Details regarding the ROC curves have been added, including 95% confidence intervals and ΔAUC values with corresponding 95% CI (Table 4, 6-9, 12-13). We apologize, but MedCalc does not support the generation of calibration curves for logistic regression. Based on our verification, the Hosmer–Lemeshow test is the only available method for assessing calibration within the software. The distribution plot of the PWT/minQRS ratio in ATTR-CA patients versus those without ATTR-CA has been added (Figure 2). Unfortunately, it was not feasible to generate a Bland–Altman/repeatability plot for voltage measurements over such a short time interval. TRIPOD adherence table was prepared.

"- The study is retrospective and single-center, yet these limitations are not sufficiently acknowledged or discussed. The patient selection is based on referral for [99mTc]Tc-DPD scintigraphy, which may lead to referral and spectrum bias. The proportion of patients diagnosed with AL amyloidosis (12.6%) and ATTR-CA (22.4%) raises the question of how representative this cohort is of broader clinical practice. A paragraph in the Discussion should explicitly address the issue of generalizability, particularly how this approach would perform in primary cardiology clinics or in asymptomatic carriers of TTR mutations."

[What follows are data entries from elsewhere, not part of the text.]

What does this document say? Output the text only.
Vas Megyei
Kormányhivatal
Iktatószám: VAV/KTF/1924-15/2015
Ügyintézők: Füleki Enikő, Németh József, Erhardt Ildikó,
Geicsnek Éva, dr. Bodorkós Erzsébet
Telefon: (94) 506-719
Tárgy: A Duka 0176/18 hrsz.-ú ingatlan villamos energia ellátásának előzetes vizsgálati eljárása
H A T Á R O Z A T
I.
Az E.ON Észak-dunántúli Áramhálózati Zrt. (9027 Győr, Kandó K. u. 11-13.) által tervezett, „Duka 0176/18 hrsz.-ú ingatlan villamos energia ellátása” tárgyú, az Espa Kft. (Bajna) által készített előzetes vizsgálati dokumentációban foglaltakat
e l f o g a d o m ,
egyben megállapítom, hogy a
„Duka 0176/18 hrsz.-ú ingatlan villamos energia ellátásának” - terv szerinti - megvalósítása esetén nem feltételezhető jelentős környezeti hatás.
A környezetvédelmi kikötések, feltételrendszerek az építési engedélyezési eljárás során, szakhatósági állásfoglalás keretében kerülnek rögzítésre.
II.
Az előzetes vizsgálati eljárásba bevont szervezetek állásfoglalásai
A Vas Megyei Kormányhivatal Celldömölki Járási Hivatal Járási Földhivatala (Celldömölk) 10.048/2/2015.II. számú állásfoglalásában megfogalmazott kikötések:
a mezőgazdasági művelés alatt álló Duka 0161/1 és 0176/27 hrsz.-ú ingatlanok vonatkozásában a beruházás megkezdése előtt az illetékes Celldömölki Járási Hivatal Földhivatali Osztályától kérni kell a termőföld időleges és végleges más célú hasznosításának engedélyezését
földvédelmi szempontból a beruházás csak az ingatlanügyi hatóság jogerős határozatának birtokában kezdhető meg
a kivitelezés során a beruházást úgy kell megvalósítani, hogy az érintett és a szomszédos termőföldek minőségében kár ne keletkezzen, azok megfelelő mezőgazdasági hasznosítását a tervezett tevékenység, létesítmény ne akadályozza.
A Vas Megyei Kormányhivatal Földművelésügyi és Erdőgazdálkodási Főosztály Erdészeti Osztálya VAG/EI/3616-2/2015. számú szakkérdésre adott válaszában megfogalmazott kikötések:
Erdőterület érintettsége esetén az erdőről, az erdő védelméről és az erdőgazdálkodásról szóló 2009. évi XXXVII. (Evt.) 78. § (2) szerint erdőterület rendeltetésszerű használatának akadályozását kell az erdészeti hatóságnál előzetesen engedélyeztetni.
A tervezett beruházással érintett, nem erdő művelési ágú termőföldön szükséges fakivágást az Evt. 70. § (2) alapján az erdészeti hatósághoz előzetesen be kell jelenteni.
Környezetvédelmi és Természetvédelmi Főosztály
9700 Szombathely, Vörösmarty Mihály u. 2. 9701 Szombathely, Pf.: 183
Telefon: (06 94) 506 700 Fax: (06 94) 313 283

The study limitations have been incorporated into the Discussion: “The main limitations of the study are its retrospective and single-center design, which may introduce potential selection bias. Similar to the studies dedicated to the development of the T-amylo and TCAS scores, as well as the posterior wall thickness criterion with a cut-off of ≥14 mm—all of which were also retrospective—we included consecutive patients who underwent both bone scintigraphy and evaluation for clonal dyscrasia. This approach may limit the generalizability of results [6-8]. Selection of patients who underwent bone scintigraphy clearly led to underrepresentation of the AL-CA group, as some patients diagnosed with AL-CA amyloidosis—particularly those in more advanced stages—were directly referred for hematologic treatment without undergoing [99mTc]Tc-DPD scintigraphy. The previous studies on development of TCAS score and the posterior wall thickness criterion with a cut-off of ≥14 mm addressed this issue by excluding all AL-CA patients [6,8]. A different strategy was adopted in the T-amylo study, where five patients with AL-CA were included in the “ATTR-CA excluded” group. However, none of the studies validated their scoring systems in the AL-CA group [6-8]. Our study also lacks proper validation in patients with AL-CA amyloidosis. Although including the AL-CA group made our study more reflective of real-life clinical practice, the relatively small sample size of this subgroup may limit the possibility of making reliable comparisons between study groups. Another limitation is lack of validation of our results in an external, independent prospective cohort.”

Author Response File: Author Response.pdf

Round 2

Reviewer 2 Report

Comments and Suggestions for Authors

The revisions substantially have addressed the reviewer’s core points.